Consider a height function \(f: M \to \mathbb{R}\) on a compact manifold \(M\). In the sub-level set filtration \(M^a = f^{-1}((-\infty, a])\):

  • When \(a\) passes the global maximum, the full \(M\) becomes connected — but the top fundamental class \([M] \in H_d(M)\) was born earlier and never dies: there is no higher simplex to kill it.
  • Standard persistence gives it an interval \([b, \infty)\).

This infinite bar makes comparison between functions awkward and wastes information about when and how the global feature was created.

The Extended Filtration

Extended persistence (Cohen-Steiner, Edelsbrunner, Harer 2009) extends the filtration beyond \(M = M^{\infty}\) by a dual descent:

$$\emptyset = M^{a_0} \subseteq \cdots \subseteq M^{a_n} = M \supseteq M^{a_n,b_1} \supseteq \cdots \supseteq M^{a_n, b_n} = \emptyset$$

where \(M^{a,b} = f^{-1}((b, \infty)) \cap M\) is a super-level set (relative to \(M\)).
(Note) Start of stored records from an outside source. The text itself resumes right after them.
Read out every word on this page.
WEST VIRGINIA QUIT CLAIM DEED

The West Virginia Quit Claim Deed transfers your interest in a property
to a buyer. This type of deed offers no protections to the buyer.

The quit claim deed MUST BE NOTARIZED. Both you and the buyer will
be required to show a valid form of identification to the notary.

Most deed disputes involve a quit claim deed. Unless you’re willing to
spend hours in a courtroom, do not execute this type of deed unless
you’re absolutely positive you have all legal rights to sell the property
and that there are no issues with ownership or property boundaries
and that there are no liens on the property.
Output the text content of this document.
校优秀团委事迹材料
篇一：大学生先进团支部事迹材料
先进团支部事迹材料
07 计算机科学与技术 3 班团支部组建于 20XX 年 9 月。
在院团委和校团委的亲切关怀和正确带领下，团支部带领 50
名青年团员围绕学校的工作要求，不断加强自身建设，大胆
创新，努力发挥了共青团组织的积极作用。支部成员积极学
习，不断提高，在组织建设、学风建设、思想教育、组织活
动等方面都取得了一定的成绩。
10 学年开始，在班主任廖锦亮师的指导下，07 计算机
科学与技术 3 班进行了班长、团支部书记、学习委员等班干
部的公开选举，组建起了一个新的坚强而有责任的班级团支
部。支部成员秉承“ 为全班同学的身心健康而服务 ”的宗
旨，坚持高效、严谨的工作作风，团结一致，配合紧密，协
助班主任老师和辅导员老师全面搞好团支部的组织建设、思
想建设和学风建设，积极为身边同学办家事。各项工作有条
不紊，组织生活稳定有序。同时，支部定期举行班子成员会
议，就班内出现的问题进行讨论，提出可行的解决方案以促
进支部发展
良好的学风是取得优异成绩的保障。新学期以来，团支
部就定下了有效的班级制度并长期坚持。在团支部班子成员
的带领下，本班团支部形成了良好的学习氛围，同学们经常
Technically, the second half uses relative homology \(H_*(M, M^{a,b})\).

The combined extended filtration has four types of feature intervals:

TypeBornDiesDimension
Ordinarysub-level ascendingsub-level ascending\(n\)
Relativerelative (descending)relative (descending)\(n\)
Extendedsub-level ascendingrelative (descending)\(n\)

Poincaré Duality and Pairing

On a compact oriented \(d\)-manifold, Poincaré duality gives \(H_k(M) \cong H^{d-k}(M)\). Extended persistence uses this duality to pair each ascending \(H_k\) birth with a descending \(H_{d-k-1}\) death. The extended pairing is:

  • Every local minimum of \(f\) is paired with a saddle (or vice versa, by Morse theory).
  • Every \(k\)-cycle birth has a matching \((k)\)-cycle death, even for the top class.
Key Insight: Extended persistence is particularly useful for shape analysis on surfaces (triangulated meshes) and for comparing functions on manifolds. Since all bars are now finite, the standard bottleneck and Wasserstein distances apply without modification. Extended persistence is also the foundation for Reeb graph analysis and for proving tight stability bounds.

References

  • D. Cohen-Steiner, H. Edelsbrunner, J. Harer, “Extending Persistence Using Poincaré and Lefschetz Duality,” Foundations of Computational Mathematics, 2009. arXiv:0901.3012.
  • H. Edelsbrunner & J. Harer, Computational Topology, Chapter VII.